All in the Family featured the curmudgeonly Archie Bunker. Archie was television’s most famous grouch, blunt, blustering, straightforward and untouched by the PC crowd. He was the archetype of the conservative male. Michael desprately tried to reeducate him, but he persisted in his breviloquence.



Looking back at the last 40 years, we realize: ARCHIE WAS RIGHT!

12/16/2007

$1.69 Well Spent

Mrs Ipsa and the boy spent Thanksgiving at the grandparents. The boy learned a fun new game at the wife's folks house. Grandma and Grandpa have a finished basement. They keep their shoes at the top of the stairs. The boy learned that if he throws the shoes from the top of the stairs, he can make them go a long way. So he pitches the shoes and watches them fall down the stairs, then he laughs. This is great fun.

Grandfathers, are not made up of atoms, they consist entirely of sub-atomic anti-discipline particles. This molecular anomaly causes them to encourage behavior they would have paddled their own children for engaging in. According to second hand accounts, when the boy threw the boots and shoes downstairs and giggled, grandpa rushed to pick up the formerly air born items and place them within easy grasp for relaunching. This was so entertaining and addicting a past time that my father-in-law is now encouraging other family members to chuck stuff for him to chase. I'm not looking forward to explaining to the boy that its his fault grandpa is a Labrador Retriever.
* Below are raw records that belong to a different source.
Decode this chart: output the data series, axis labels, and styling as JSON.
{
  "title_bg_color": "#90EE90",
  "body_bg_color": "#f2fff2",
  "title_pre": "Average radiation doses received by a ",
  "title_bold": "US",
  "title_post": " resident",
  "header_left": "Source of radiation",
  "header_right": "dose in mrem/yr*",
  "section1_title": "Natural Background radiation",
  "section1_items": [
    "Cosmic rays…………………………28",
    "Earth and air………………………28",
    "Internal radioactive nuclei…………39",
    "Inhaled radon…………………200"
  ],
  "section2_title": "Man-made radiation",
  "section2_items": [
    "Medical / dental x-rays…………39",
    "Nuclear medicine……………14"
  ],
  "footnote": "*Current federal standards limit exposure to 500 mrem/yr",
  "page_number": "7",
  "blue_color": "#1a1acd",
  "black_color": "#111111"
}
The lad returned form Thanksgiving very keen on playing "the game". We don't keep our shoes by the stairs. Bummer for the boy. Youth is blessed with endless imagination. My son, being a very bright and resourceful boy, discovered that if he tried real hard, he could imagine that the tin cans in the pantry were shoes. He launched them downstairs with great enthusiasm. So great was his zeal that he almost got the glass jars, including the one filled with honey, air born.

At that point, Daddy, aka, Father Kill Joy, put the breaks on "the game". I must of said some less than understanding things to the Wife, about watching the kid, closing pantry doors, etc. She informed me that all male children under the age of 42 years, are capable of creating havoc in less than point 3 nano-seconds. Apparently its also my fault her father taught the boy "the game". To redeem myself, I made the nearly ultimate sacrifice. I went into K-Mart during the pre-Christmas shopping season. The Ultimate Sacrifice being of course, going into Wal Mart.

I was focused, a man on a mission. Fighting throngs of blue haired women, I made it to the relative peaceful sporting goods section of the store. Diligently I sought out my quarry. I found them, bright yellow, somewhat bouncy, made in China to a quality standard that no self respecting player would ever use, tennis balls. I dashed to the checkout.

We have a new game now. Toss the tennis balls is very popular at the Ipsa household. The boy tosses the balls downstairs, giggles and daddy tosses them back. We're branching out into more advanced levels of the game. The other night we played toss with mommy. We sat on the couch and mommy sat on the floor and played catch. Some balls rolled under the couch. Mommy reached under to fetch them out. The boy chucked a ball and beaned mommy on the head. He laughed like that was the funnest thing he ever saw.

I stopped myself before I asked her if she'd still rather be playing "the game" with number 9 cans.